Selon une étude récente du Fonds monétaire international, les obstacles au commerce intérieur au Canada équivalent à des droits de douane moyens de 9 % sur notre économie. C’est plus élevé que le taux tarifaire moyen estimatif de 5,9 % que les États-Unis appliquent aux marchandises canadiennes.
Sénateur Moreau, ce n’est pas l’économie canadienne unifiée que le premier ministre Carney nous avait promise. De toute évidence, son approche de gouvernance axée sur la rhétorique ne fonctionne pas. Pourquoi le gouvernement libéral met-il autant de temps à tenir ses promesses et à éliminer enfin les obstacles au commerce intérieur afin de réaliser le plein potentiel de notre économie? Les barrières commerciales provinciales entravent parfois plus le commerce que les droits de douane imposés par Trump.
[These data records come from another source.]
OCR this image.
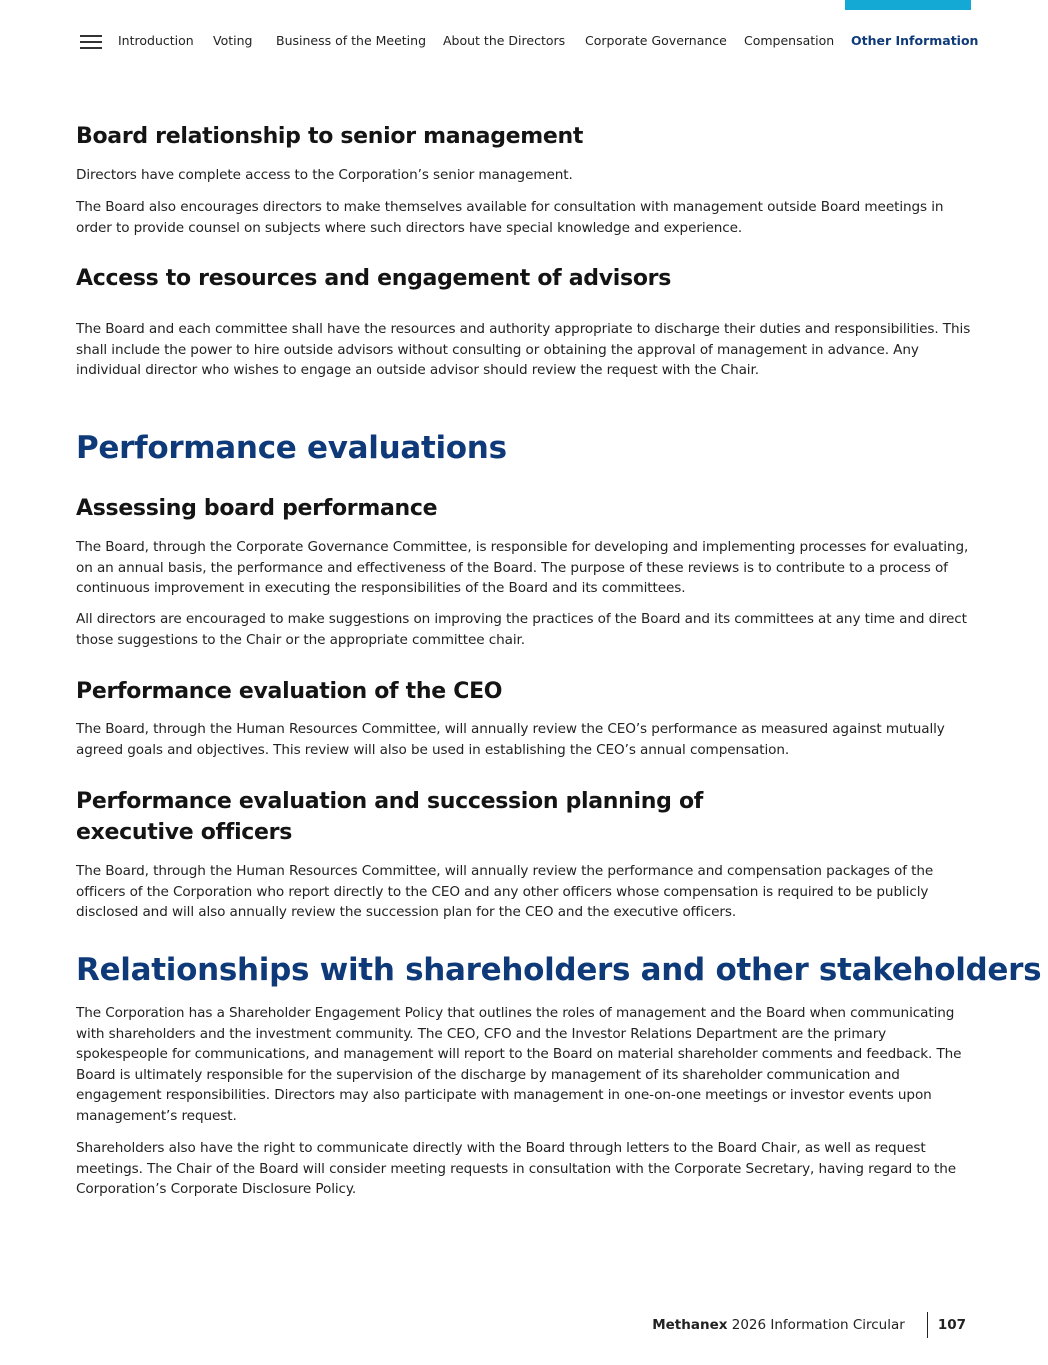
Introduction Voting Business of the Meeting About the Directors Corporate Governance Compensation Other Information
Board relationship to senior management

Directors have complete access to the Corporation’s senior management.

The Board also encourages directors to make themselves available for consultation with management outside Board meetings in order to provide counsel on subjects where such directors have special knowledge and experience.

Access to resources and engagement of advisors

The Board and each committee shall have the resources and authority appropriate to discharge their duties and responsibilities. This shall include the power to hire outside advisors without consulting or obtaining the approval of management in advance. Any individual director who wishes to engage an outside advisor should review the request with the Chair.

Performance evaluations
Assessing board performance

The Board, through the Corporate Governance Committee, is responsible for developing and implementing processes for evaluating, on an annual basis, the performance and effectiveness of the Board. The purpose of these reviews is to contribute to a process of continuous improvement in executing the responsibilities of the Board and its committees.

All directors are encouraged to make suggestions on improving the practices of the Board and its committees at any time and direct those suggestions to the Chair or the appropriate committee chair.

Performance evaluation of the CEO

The Board, through the Human Resources Committee, will annually review the CEO’s performance as measured against mutually agreed goals and objectives. This review will also be used in establishing the CEO’s annual compensation.

Performance evaluation and succession planning of
executive officers

The Board, through the Human Resources Committee, will annually review the performance and compensation packages of the officers of the Corporation who report directly to the CEO and any other officers whose compensation is required to be publicly disclosed and will also annually review the succession plan for the CEO and the executive officers.

Relationships with shareholders and other stakeholders

The Corporation has a Shareholder Engagement Policy that outlines the roles of management and the Board when communicating with shareholders and the investment community. The CEO, CFO and the Investor Relations Department are the primary spokespeople for communications, and management will report to the Board on material shareholder comments and feedback. The Board is ultimately responsible for the supervision of the discharge by management of its shareholder communication and engagement responsibilities. Directors may also participate with management in one-on-one meetings or investor events upon management’s request.

Shareholders also have the right to communicate directly with the Board through letters to the Board Chair, as well as request meetings. The Chair of the Board will consider meeting requests in consultation with the Corporate Secretary, having regard to the Corporation’s Corporate Disclosure Policy.

Methanex
2026 Information Circular 107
Quand allez-vous vous les supprimer?
Votre question était attendue par au moins votre caucus, monsieur.
Comme l’a dit le premier ministre, le gouvernement reconnaît que les États-Unis ont fondamentalement changé la façon dont ils mènent leurs échanges commerciaux. Les fonctionnaires mènent des discussions détaillées et constructives en vue de parvenir à un accord qui profitera aux deux pays. Beaucoup de progrès ont été réalisés, et le gouvernement est prêt à poursuivre ce travail.
Cependant, pour négocier, il faut être deux. Nous sommes à la table de négociations. Nous avons actuellement des discussions avec les États-Unis afin de régler ces questions.